Japon / Aum : une nouvelle génération d’admirateurs

A la fois fascinés par le côté sombre d’Aum et insatisfaits par leur propre existence, des jeunes gens vouent une admiration aux membres criminels de la secte apocalyptique.


Ils se font appeler « Aumers ». Certains les adulent comme des idoles, d’autres se sentent proches de leur folie et s’identifient à eux.

Un « Aumer » auto-proclamé de vingt ans, livre sur son blog toute la fascination que la secte exerce sur lui. Une autre surnommée « Shiruneko » avoue en ligne que sa vie est misérable. Elle déplore une enfance défavorisée et des relations familiales insatisfaisantes. Elle ne se prétend pas adepte d’Aum et n’a d’ailleurs jamais eu envie de le devenir ; elle ne supporterait pas la vie ascétique imposée par la secte. Mais en dépit de ses dénégations, des experts avertissent qu’elle, comme d’autres, sont des cibles potentielles de la secte. Et parce qu’ils ne mesurent pas la gravité des crimes commis par les membres d’Aum, ils sont également des criminels potentiels.

Le successeur et rival de Shoko Asahara, fondateur d’Aum, s’appelle Hikari No Wa. Le groupe, qu’il a rebaptisé Aleph, compterait 1 650 membres selon l’Agence du renseignement de sécurité publique. Soit 150 de plus que l’an dernier et une hausse marquée chez les jeunes âgés d’une vingtaine d’années.

La « blogueuse » Shiruneko a admis que son intérêt pour Aum a démarré après avoir vu Makoto Hirata à la télévision lorsqu’il s’est rendu à la police en 2011. Elle l’a trouvé étonnement beau. Surfant sur Internet pour glaner davantage d’informations sur la secte, elle s’est découvert un nouveau favori : Tomomitsu Niimi, un membre de la secte condamné à mort.

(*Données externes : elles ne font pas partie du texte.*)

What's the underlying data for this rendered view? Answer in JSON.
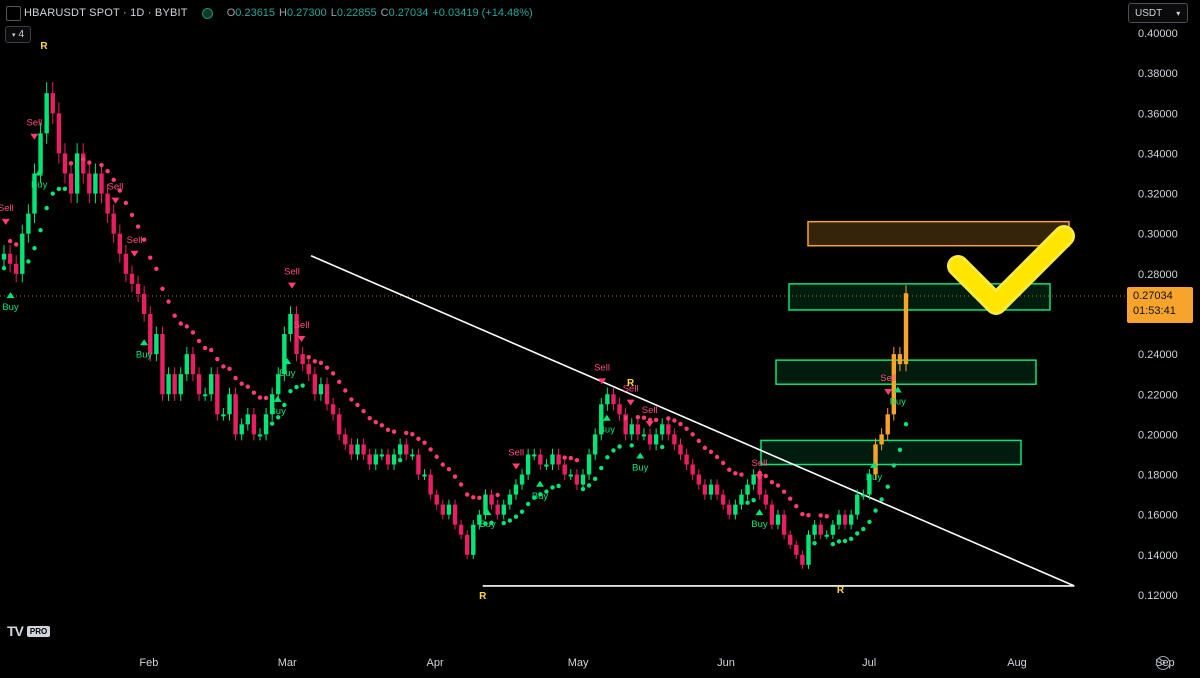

Elle a été séduite par son côté « beau criminel fou » arborant un sourire décomplexé le jour de son arrestation…

La plupart des autres « Aumers » rencontrés en ligne, principalement grâce à Twitter, sont « étonnamment jeunes. Des adolescents » a-t-elle ajouté.

Satoshi Hosokawa, un cuisinier de 31 ans à Tokyo affirme, quant à lui, qu’il comprend la gravité et la nature impardonnable des crimes perpétrés par la secte mais admet aussi qu’il pourrait sympathiser avec ses adeptes. « Ce n’est pas comme s’ils avaient tué des gens par cruauté. Ils n’ont fait qu’obéir à leur gourou et pensaient que c’est une bonne chose à faire… D’une certaine manière, que la mise à mort était une bonne action ».

Hosokawa est fasciné par la capacité d’Asahara à gagner la confiance de ses disciples et à construire son propre « empire » pour réaliser ses ambitions.

Les Aumers sont loin d’être les seuls. Lorsque Tatsuya Ichihashi a été arrêté en 2009 pour le viol et l’assassinat de Lindsay Ann Hawker, après deux années de cavale, il a attiré des femmes éprises de son regard.

Kanae Kijima, 39 ans, condamnée à mort, surnommée la « veuve noire », reconnue coupable du meurtre de trois hommes a également des fans féminines, souvent surnommées « Kanae girls », qui sont fascinées par son pouvoir de séduction sur ses victimes. Mais contrairement aux « Aumers », les « Kanae girls » ne sont pas prêtes à reproduire les crimes.

Interrogé sur les jeunes Aumers émergents, un ancien membre a déclaré : « Certains d’entre eux ressentent une profonde sympathie pour la secte. Je pense que la possibilité (de les transformer en criminels) n’est pas nulle ».

Pour Shoko Egawa, une journaliste indépendante qui suit les affaires liées à Aum depuis des années, « Les gens qui sont frustrés pour une raison ou une autre peuvent facilement s’identifier aux membres d’Aum parce que, comme eux, ils considèrent la société comme une ennemie » et c’est « exactement le genre d’angoisse que la secte est déterminée à exploiter ».